In Conco, Italy, just north of the Asiago plateau, their native microclimate and soil produce dandelions that are particularly delicate, sweet and tender. They celebrate the appearance of tarassaco each spring with their "A tavolo con il Tarassaco di Conco" festival. Held in April and May, the restaurants of Conco offers menus that highlight their local dandelions, from appetizers to desserts, soups and risottos, stuffed roasts and salads. Miele di Tarassaco – the local honey – is the perfect accompaniment to a great aged Asiago cheese.
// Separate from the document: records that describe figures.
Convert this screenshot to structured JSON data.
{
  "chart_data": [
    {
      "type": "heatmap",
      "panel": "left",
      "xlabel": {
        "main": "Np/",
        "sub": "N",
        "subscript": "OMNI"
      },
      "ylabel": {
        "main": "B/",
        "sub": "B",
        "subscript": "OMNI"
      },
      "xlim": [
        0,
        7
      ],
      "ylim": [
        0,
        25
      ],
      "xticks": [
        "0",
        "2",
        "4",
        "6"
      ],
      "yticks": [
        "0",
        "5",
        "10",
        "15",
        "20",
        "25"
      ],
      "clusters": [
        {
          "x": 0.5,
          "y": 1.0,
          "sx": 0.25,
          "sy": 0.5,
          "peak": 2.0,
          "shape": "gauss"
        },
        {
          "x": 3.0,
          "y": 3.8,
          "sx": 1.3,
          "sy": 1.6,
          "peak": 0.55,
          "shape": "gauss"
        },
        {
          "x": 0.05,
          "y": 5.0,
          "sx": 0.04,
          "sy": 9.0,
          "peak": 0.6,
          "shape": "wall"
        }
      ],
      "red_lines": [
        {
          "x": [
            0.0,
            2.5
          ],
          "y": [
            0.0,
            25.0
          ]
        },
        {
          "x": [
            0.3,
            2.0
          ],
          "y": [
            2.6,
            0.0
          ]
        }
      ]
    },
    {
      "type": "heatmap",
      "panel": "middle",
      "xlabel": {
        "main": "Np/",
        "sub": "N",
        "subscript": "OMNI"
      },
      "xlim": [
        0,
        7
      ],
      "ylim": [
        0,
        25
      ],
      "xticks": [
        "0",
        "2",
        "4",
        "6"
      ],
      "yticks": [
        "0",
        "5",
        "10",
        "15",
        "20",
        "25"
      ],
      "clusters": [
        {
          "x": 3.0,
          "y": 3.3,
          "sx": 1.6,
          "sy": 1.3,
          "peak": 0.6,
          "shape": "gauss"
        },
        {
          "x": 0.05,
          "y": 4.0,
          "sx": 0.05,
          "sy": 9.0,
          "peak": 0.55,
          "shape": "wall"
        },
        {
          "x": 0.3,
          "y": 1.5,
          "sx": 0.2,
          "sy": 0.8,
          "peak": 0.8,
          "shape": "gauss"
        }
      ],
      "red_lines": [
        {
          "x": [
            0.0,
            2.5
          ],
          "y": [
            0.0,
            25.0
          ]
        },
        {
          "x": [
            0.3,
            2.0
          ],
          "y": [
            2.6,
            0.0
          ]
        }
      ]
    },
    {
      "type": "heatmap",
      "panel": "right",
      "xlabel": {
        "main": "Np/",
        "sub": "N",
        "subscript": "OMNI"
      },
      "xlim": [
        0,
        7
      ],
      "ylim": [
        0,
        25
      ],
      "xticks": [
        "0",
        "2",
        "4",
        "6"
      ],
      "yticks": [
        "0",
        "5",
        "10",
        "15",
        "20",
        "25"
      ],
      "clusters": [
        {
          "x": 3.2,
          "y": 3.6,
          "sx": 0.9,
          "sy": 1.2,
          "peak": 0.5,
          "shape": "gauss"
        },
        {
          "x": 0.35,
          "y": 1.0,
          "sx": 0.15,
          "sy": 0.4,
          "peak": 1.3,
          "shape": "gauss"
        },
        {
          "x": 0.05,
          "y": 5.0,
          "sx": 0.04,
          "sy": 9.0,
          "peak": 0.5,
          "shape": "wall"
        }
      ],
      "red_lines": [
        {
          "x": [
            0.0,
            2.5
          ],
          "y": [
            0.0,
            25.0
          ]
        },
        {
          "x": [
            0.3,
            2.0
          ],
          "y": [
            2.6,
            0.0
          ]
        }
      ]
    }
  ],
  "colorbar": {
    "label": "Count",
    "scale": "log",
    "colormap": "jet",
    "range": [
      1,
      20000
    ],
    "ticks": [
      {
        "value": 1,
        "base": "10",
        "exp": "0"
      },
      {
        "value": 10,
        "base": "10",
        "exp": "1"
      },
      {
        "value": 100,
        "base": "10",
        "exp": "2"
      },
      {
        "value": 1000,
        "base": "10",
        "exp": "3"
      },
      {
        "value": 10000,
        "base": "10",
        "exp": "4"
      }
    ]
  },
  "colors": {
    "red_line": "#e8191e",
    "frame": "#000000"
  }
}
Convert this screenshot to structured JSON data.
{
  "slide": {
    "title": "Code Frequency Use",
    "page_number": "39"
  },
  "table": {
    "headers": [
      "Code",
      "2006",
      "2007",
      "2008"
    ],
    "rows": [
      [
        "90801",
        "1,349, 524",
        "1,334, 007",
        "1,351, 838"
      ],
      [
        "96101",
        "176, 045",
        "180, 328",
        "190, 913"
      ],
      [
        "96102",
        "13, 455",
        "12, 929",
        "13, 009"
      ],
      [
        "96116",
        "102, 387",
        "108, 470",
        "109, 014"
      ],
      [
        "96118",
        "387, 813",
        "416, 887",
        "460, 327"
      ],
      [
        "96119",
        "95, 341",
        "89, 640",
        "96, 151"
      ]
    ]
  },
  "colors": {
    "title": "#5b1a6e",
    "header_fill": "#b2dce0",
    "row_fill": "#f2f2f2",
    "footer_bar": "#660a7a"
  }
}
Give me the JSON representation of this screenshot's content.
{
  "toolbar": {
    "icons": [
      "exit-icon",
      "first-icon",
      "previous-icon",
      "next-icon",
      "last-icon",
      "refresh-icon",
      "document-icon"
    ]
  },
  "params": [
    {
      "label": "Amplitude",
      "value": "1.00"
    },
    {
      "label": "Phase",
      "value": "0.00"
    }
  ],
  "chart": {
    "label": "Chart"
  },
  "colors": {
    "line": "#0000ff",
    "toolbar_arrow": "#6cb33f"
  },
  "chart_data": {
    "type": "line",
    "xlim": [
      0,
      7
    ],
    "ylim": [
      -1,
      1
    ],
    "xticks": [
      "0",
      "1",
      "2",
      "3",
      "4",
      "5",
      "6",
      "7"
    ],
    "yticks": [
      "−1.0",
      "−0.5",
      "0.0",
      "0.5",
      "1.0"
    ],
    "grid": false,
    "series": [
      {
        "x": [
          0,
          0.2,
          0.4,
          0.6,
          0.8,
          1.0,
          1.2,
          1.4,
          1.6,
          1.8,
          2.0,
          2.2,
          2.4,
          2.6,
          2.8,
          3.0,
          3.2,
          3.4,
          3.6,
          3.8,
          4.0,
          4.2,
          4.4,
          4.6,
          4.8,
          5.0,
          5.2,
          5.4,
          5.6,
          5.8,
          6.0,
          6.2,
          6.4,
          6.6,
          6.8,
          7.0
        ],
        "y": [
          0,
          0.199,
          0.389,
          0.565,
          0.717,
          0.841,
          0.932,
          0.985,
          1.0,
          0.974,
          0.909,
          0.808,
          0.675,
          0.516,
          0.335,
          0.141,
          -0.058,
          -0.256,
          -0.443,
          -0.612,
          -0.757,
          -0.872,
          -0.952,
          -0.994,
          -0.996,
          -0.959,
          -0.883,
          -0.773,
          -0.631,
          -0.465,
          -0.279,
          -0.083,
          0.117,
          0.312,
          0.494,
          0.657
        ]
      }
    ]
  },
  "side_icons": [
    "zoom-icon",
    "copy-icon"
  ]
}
Here is a recipe for a simple Risotto al Tarassaco, flavored with some fresh spring onions. I had no dandelions in my yard, but purchased these at my local farm stand. I would have garnished this dish with the yellow petals of the flower, had I had some. Next time! I am sure to make this again.
Risotto al Tarassaco
1 tablespoon extra virgin olive oil
1 tablespoon butter
6 cups vegetable or chicken broth
1 spring onion, white bulb chopped into 1/4" dice, green stems thinly sliced
1 cup risotto rice (Vialone Nano, Carnaroli, Arborio)
1/2 cup white wine
1 bunch dandelion greens, washed and coarsely chopped
1/2 cup grated aged Asiago cheese
Combine the oil and butter in a heavy, large skillet over medium-high heat.
Warm the stock in a saucepan, covered to keep it from evaporating.
Add the chopped white bulb of the onion and cook until soft and translucent, about 2-3 minutes. Stir in the rice to coat with the oil, and cook for 1 minute.
Add the white wine and stir, cooking until absorbed by rice. Begin to add the broth, 1/2 cup at a time, stirring after each addition and waiting until the broth is absorbed by the rice before adding the next 1/2 cup.
After about 10 minutes of cooking, when the grains of rice are beginning to soften, stir in the chopped dandelion leaves.
When the rice is tender, but still firm to the bite – al dente, turn off the heat. Add in a last 1/4 cup of broth and the grated cheese. You likely will not use all of the stock – you should cook just until done, not until the stock is gone! The amount of cooking time will depend greatly on the type of rice, the age, and relative humidity, so use your judgement. Season with salt and pepper, garnish with the sliced green onion stems and any dandelion petals, and serve immediately.